Suppose we have the following Lagrangian density, in ## 3 + 1## dimensions:
$$L = \frac{1}{2}\partial_{\mu}\phi \partial^{\mu}\phi - g \phi^4$$
Under the dilatation (scaling transformation): ##x \rightarrow \lambda x^{\mu}, \phi (x) \rightarrow \lambda^{-1} \phi(\lambda^{-1} x)##, we should calculate the resulting conserved currents.

Homework Equations


Noether's currents' definition formula:
$$D^{\mu} = \frac{\partial L}{\partial (\partial_{\mu} \phi)}\delta\phi - F^{\mu}$$
$$\partial_{\mu} F^{\mu} = \delta L$$

The Attempt at a Solution


The answer would be a simple application of the general Noether's currents' definition formula, if I knew how to calculate: ##\delta\phi## and ##F^{\mu} ##.

Thank you in advance,
askalot.

If the coordinates transform like
[tex]\bar{x}^{\mu} = e^{-\epsilon} x^{\mu} \approx (1-\epsilon) x^{\mu} ,[/tex]
i.e.,
[tex]\delta x^{\mu} = -\epsilon \ x^{\mu} ,[/tex] the fields transform according to
[tex]\bar{\varphi}(\bar{x}) = e^{\epsilon \Delta} \ \varphi(x) ,[/tex] where [itex]\Delta[/itex] is the scaling dimension of the field ([itex]\Delta = 1[/itex] for scalar field).

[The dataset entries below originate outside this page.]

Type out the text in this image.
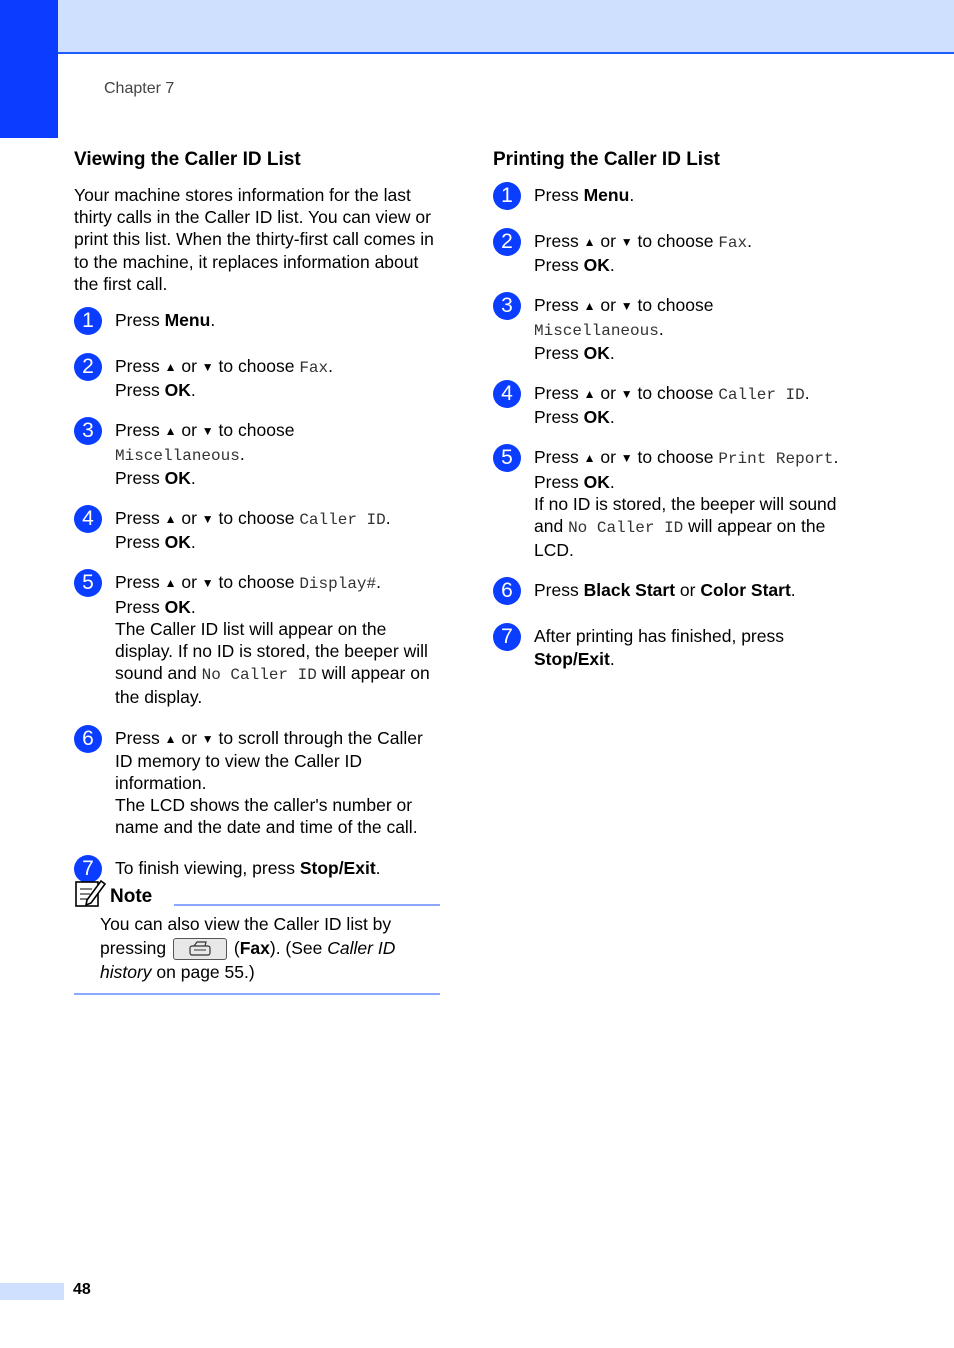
Chapter 7
Viewing the Caller ID List

Your machine stores information for the last thirty calls in the Caller ID list. You can view or print this list. When the thirty-first call comes in to the machine, it replaces information about the first call.

1	Press Menu.
2	Press ▲ or ▼ to choose Fax.
Press OK.
3	Press ▲ or ▼ to choose
Miscellaneous.
Press OK.
4	Press ▲ or ▼ to choose Caller ID.
Press OK.
5	Press ▲ or ▼ to choose Display#.
Press OK.
The Caller ID list will appear on the display. If no ID is stored, the beeper will sound and No Caller ID will appear on the display.
6	Press ▲ or ▼ to scroll through the Caller ID memory to view the Caller ID information.
The LCD shows the caller's number or name and the date and time of the call.
7	To finish viewing, press Stop/Exit.
Note
You can also view the Caller ID list by pressing	(Fax). (See Caller ID history on page 55.)
Printing the Caller ID List
1	Press Menu.
2	Press ▲ or ▼ to choose Fax.
Press OK.
3	Press ▲ or ▼ to choose
Miscellaneous.
Press OK.
4	Press ▲ or ▼ to choose Caller ID.
Press OK.
5	Press ▲ or ▼ to choose Print Report.
Press OK.
If no ID is stored, the beeper will sound and No Caller ID will appear on the LCD.
6	Press Black Start or Color Start.
7	After printing has finished, press Stop/Exit.
48
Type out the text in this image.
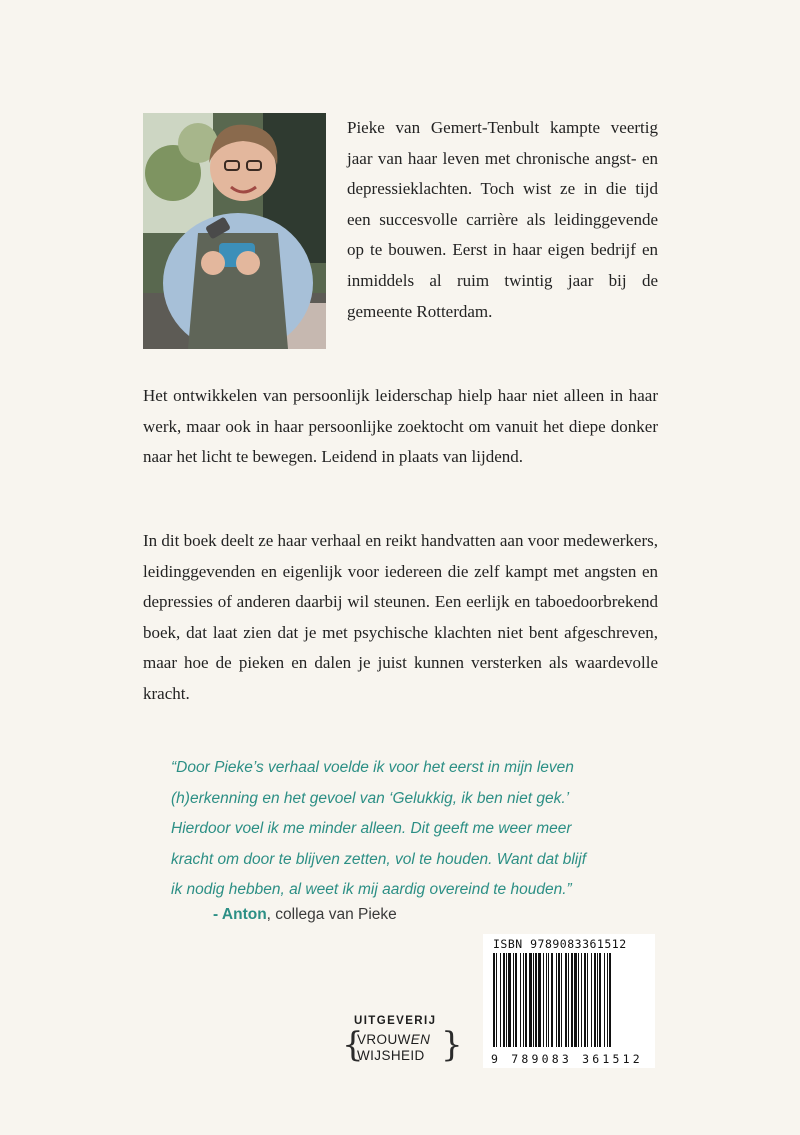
Pieke van Gemert-Tenbult kampte veertig jaar van haar leven met chronische angst- en depressieklachten. Toch wist ze in die tijd een succesvolle carrière als leidinggevende op te bouwen. Eerst in haar eigen bedrijf en inmiddels al ruim twintig jaar bij de gemeente Rotterdam.

Het ontwikkelen van persoonlijk leiderschap hielp haar niet alleen in haar werk, maar ook in haar persoonlijke zoektocht om vanuit het diepe donker naar het licht te bewegen. Leidend in plaats van lijdend.

In dit boek deelt ze haar verhaal en reikt handvatten aan voor medewerkers, leidinggevenden en eigenlijk voor iedereen die zelf kampt met angsten en depressies of anderen daarbij wil steunen. Een eerlijk en taboedoorbrekend boek, dat laat zien dat je met psychische klachten niet bent afgeschreven, maar hoe de pieken en dalen je juist kunnen versterken als waardevolle kracht.

“Door Pieke’s verhaal voelde ik voor het eerst in mijn leven
(h)erkenning en het gevoel van ‘Gelukkig, ik ben niet gek.’
Hierdoor voel ik me minder alleen. Dit geeft me weer meer
kracht om door te blijven zetten, vol te houden. Want dat blijf
ik nodig hebben, al weet ik mij aardig overeind te houden.”
- Anton, collega van Pieke
UITGEVERIJ
{
VROUWEN
WIJSHEID }
ISBN 9789083361512
9 789083 361512
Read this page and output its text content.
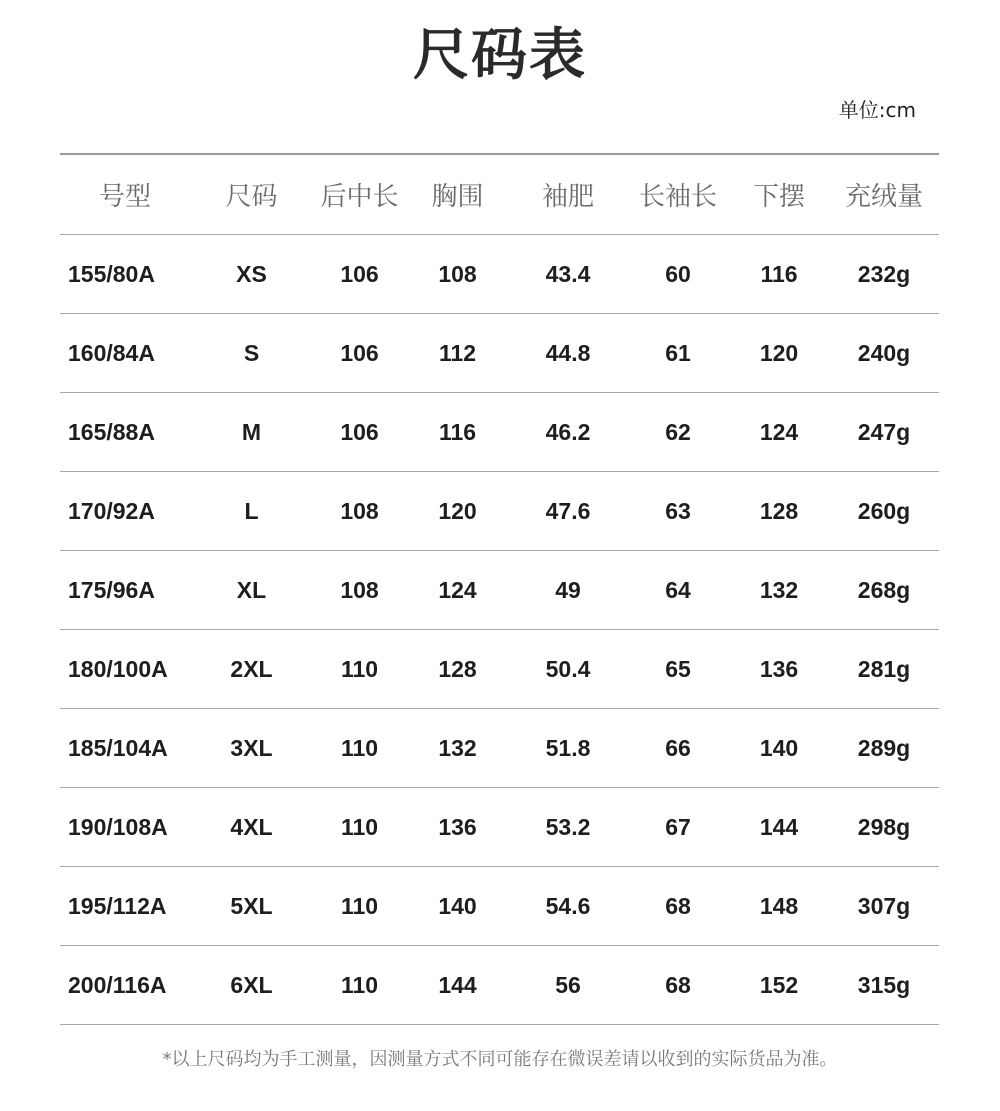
尺码表
单位:cm
号型	尺码	后中长	胸围	袖肥	长袖长	下摆	充绒量
155/80A	XS	106	108	43.4	60	116	232g
160/84A	S	106	112	44.8	61	120	240g
165/88A	M	106	116	46.2	62	124	247g
170/92A	L	108	120	47.6	63	128	260g
175/96A	XL	108	124	49	64	132	268g
180/100A	2XL	110	128	50.4	65	136	281g
185/104A	3XL	110	132	51.8	66	140	289g
190/108A	4XL	110	136	53.2	67	144	298g
195/112A	5XL	110	140	54.6	68	148	307g
200/116A	6XL	110	144	56	68	152	315g
*以上尺码均为手工测量，因测量方式不同可能存在微误差请以收到的实际货品为准。
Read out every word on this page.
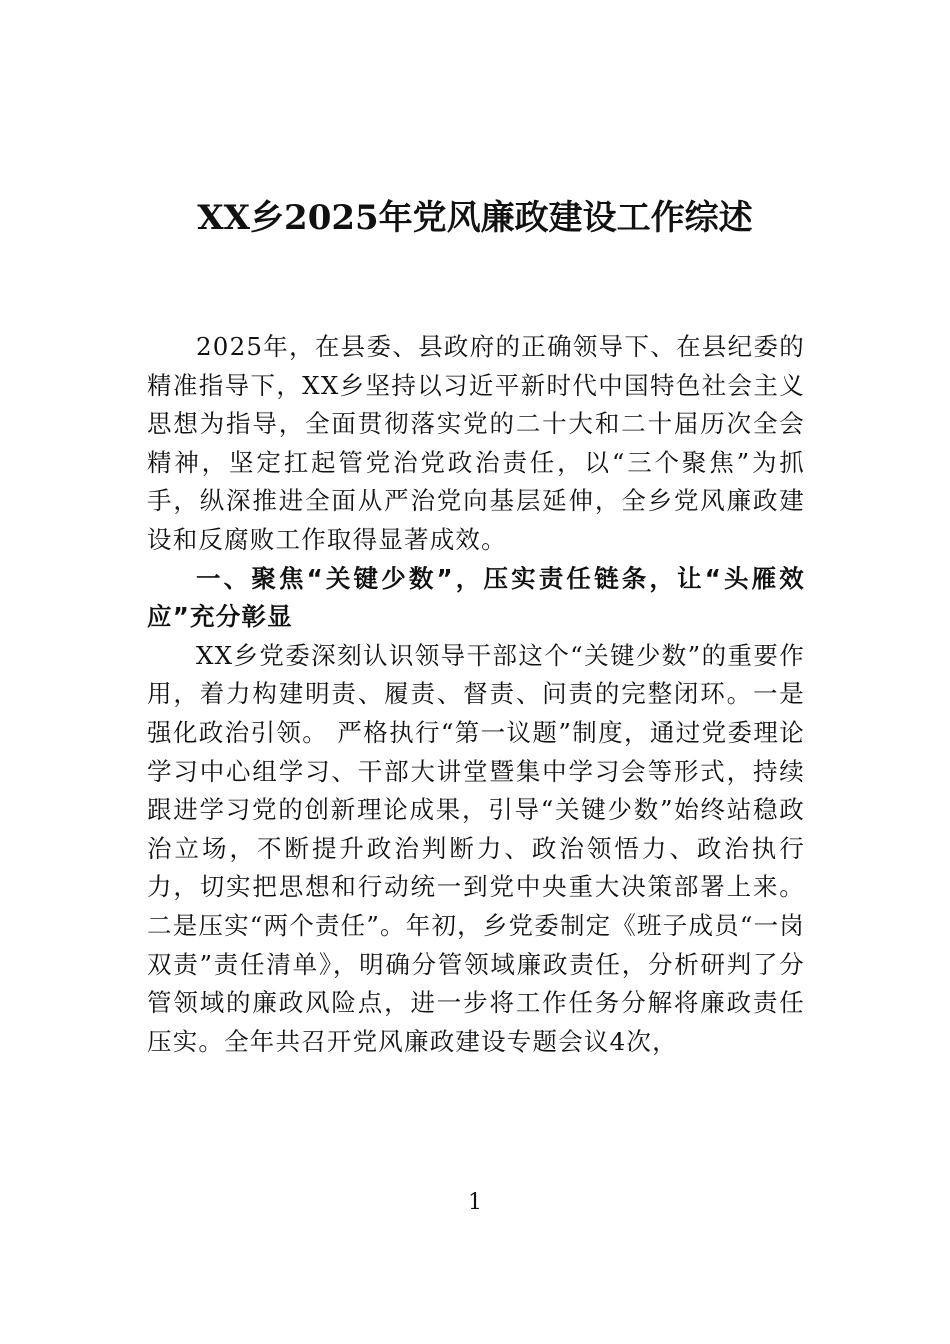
XX乡2025年党风廉政建设工作综述

2025年，在县委、县政府的正确领导下、在县纪委的精准指导下，XX乡坚持以习近平新时代中国特色社会主义思想为指导，全面贯彻落实党的二十大和二十届历次全会精神，坚定扛起管党治党政治责任，以“三个聚焦”为抓手，纵深推进全面从严治党向基层延伸，全乡党风廉政建设和反腐败工作取得显著成效。

一、聚焦“关键少数”，压实责任链条，让“头雁效应”充分彰显

XX乡党委深刻认识领导干部这个“关键少数”的重要作用，着力构建明责、履责、督责、问责的完整闭环。一是强化政治引领。 严格执行“第一议题”制度，通过党委理论学习中心组学习、干部大讲堂暨集中学习会等形式，持续跟进学习党的创新理论成果，引导“关键少数”始终站稳政治立场，不断提升政治判断力、政治领悟力、政治执行力，切实把思想和行动统一到党中央重大决策部署上来。二是压实“两个责任”。年初，乡党委制定《班子成员“一岗双责”责任清单》，明确分管领域廉政责任，分析研判了分管领域的廉政风险点，进一步将工作任务分解将廉政责任压实。全年共召开党风廉政建设专题会议4次，

1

If you expand both sides to first order in [itex]\epsilon[/itex], you find
[tex]\delta \varphi (x) \equiv \bar{\varphi}(x) - \varphi (x) = \epsilon \left( \Delta + x^{\mu} \partial_{\mu} \right) \varphi (x) .[/tex]
Okay, now you do the substitution into the Noether current of dilatation [tex]D^{\mu} = \frac{\partial \mathcal{L}}{\partial (\partial_{\mu} \varphi)} \delta \varphi + \delta x^{\mu} \mathcal{L} .[/tex]